This is an idea that is a variation of similar ideas but not quite in this form. Instruction sets are often crowded and selecting a particular operation coding is fraught with unfortunate tradeoffs. Here is a scheme that ameliorates this.
The idea is that the decoding of an instruction depends on not only the op-code in the instruction, but also on a CS (Code State) occupying a few high order bits of the instruction pointer. I presume that the CS is changed infrequently, probably no more often than branch instructions are needed for other reasons. Basic blocks would thus use a single CS. One CS might favor floating point ops and provide ample code space for the many variations that are easy for floating point hardware to provide but normally expensive to allocate opcodes for. Another CS might facilitate fixed point arithmetic with special overflow definitions. Yet another CS might execute code written for legacy hardware. I have not seen the need for more than 2 or 4 CS values. It might be tempting to put floating point rounding states in the CS to ameliorate the cost of tailoring those states to the routine at hand. In my experience the subroutine needs its own FP rounding control values and can scarcely afford to save and restore that of the caller. In short the floating control values belong in an unprivileged part of the program status space—status that depends on what code you are executing.

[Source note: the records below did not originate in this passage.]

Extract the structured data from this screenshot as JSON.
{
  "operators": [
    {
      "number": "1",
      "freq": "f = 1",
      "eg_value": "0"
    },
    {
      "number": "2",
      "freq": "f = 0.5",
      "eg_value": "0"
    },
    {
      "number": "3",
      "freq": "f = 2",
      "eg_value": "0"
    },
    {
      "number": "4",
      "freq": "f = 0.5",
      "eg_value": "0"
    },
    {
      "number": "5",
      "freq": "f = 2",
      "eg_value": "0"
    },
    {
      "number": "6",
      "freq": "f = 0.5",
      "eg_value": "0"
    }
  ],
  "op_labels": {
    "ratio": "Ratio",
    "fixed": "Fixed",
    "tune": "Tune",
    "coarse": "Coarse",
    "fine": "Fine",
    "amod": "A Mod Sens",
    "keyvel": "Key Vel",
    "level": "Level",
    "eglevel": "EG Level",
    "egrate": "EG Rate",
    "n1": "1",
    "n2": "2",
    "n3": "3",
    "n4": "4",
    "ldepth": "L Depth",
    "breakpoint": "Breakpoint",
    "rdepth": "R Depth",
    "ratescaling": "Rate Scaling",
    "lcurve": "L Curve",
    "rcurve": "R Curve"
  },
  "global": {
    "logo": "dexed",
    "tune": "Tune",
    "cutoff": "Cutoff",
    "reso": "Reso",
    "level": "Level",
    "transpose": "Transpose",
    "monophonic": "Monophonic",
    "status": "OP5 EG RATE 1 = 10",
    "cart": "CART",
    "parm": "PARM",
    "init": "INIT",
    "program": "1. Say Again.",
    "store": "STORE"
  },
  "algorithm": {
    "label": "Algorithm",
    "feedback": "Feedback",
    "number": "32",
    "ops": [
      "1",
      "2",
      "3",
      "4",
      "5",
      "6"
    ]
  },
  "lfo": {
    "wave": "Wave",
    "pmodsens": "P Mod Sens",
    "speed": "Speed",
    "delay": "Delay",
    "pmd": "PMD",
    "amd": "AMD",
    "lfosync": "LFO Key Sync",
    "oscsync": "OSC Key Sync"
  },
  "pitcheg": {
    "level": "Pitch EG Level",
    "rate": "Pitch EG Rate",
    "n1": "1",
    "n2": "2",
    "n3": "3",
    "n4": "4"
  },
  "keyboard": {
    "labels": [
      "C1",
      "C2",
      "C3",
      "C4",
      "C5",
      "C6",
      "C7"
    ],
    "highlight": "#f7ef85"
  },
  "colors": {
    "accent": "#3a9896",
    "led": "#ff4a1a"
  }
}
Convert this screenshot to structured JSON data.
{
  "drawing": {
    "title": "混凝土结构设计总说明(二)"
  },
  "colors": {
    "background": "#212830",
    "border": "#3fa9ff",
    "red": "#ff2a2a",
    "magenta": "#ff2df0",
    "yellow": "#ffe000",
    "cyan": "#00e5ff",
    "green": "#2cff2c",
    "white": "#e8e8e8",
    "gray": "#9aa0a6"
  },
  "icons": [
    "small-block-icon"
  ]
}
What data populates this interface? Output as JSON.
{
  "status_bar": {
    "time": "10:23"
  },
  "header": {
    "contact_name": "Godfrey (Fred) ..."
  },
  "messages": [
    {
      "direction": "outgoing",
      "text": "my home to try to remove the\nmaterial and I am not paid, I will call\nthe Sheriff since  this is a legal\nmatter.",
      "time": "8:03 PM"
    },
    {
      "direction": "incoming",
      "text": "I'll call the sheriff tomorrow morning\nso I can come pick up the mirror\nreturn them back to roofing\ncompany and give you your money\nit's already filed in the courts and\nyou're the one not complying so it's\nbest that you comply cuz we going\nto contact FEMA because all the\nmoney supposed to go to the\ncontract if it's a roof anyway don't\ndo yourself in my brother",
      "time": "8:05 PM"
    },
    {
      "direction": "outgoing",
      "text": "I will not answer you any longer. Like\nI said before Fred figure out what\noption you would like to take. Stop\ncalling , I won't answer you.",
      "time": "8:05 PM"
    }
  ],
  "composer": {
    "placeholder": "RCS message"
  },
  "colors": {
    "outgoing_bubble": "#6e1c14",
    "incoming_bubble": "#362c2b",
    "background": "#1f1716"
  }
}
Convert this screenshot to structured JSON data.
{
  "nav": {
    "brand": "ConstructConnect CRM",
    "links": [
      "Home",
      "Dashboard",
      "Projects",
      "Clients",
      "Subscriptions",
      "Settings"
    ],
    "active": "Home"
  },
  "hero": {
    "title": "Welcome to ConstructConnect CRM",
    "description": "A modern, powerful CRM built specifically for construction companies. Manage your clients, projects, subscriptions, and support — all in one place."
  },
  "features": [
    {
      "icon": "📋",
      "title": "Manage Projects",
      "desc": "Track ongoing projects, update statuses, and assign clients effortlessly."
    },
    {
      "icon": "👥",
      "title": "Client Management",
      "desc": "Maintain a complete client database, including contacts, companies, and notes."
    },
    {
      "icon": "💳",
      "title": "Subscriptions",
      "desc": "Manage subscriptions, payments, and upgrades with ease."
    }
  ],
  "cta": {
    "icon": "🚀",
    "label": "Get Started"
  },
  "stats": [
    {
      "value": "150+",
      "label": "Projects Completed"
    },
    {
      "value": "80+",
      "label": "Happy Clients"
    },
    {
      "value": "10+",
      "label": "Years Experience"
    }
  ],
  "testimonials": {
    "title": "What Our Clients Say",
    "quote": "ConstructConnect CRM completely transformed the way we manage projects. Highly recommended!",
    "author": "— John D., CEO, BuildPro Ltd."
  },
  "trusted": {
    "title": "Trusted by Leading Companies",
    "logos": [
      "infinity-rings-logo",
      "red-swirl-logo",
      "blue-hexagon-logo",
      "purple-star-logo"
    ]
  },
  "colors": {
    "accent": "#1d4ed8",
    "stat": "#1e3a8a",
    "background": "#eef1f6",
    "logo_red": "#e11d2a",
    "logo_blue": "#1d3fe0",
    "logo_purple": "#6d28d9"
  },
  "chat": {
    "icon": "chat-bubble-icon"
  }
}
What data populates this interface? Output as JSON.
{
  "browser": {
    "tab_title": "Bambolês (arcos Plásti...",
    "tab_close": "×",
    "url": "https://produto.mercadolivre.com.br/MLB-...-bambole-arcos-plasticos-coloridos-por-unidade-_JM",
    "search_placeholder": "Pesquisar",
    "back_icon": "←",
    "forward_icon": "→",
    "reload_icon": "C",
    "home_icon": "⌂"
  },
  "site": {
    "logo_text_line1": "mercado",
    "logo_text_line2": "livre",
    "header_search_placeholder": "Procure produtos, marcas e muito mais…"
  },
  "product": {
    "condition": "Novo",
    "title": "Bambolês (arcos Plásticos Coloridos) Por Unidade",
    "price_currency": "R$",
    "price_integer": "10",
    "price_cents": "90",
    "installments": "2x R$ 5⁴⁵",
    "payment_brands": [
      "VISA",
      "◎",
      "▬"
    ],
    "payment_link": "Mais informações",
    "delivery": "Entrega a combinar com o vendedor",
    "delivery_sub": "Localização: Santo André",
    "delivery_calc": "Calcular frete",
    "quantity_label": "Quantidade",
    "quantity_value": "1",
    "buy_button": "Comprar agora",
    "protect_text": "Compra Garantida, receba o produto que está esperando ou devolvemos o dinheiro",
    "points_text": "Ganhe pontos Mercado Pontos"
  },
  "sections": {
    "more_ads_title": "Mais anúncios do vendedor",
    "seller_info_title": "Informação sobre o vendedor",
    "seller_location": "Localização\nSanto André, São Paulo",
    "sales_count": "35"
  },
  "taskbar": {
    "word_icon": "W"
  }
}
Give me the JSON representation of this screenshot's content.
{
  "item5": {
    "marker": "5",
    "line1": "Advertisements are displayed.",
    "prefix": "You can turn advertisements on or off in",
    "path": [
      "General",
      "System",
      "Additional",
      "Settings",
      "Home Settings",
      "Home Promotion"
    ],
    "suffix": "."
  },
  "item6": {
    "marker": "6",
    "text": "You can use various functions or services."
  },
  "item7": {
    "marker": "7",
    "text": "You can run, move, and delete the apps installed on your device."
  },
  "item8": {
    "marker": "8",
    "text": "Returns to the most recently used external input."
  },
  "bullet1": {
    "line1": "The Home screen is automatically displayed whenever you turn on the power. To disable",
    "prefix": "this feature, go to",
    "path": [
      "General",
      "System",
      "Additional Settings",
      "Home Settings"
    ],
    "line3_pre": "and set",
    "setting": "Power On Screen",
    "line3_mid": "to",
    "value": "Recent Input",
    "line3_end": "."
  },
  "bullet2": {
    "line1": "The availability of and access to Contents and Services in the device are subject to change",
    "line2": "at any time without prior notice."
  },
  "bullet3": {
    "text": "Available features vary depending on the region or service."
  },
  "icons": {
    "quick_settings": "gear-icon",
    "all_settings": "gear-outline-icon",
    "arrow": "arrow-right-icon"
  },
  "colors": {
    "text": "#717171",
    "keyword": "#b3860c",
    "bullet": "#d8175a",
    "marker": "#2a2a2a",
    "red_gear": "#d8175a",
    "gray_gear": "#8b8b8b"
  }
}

I also assume that the memory map is arranged to ignore the CS. The 68K has a register indicating how many high bits of the virtual address to ignore. This mapping arrangement allows instructions for different CS values to fit in one page. Subroutines could use whatever CS value was convenient since whatever logic locates the routine also sets the appropriate CS at no extra cost. Returning to the caller restores the CS concomitantly with restoring the old instruction pointer. This scheme assumes that the various CS values agree on the register file and data formats as well as byte ordering. A significant set of instructions must presumably be available in each CS space.
Some modes might specify only two register file operands and thus make room for more op-code bits. I think that the ARM architecture has this option to support smaller 16 bit instructions to allow denser less efficient programs. Note that the decode hardware has plenty of advanced warning of the CS value. Parallel decode logic is not plagued by late format information.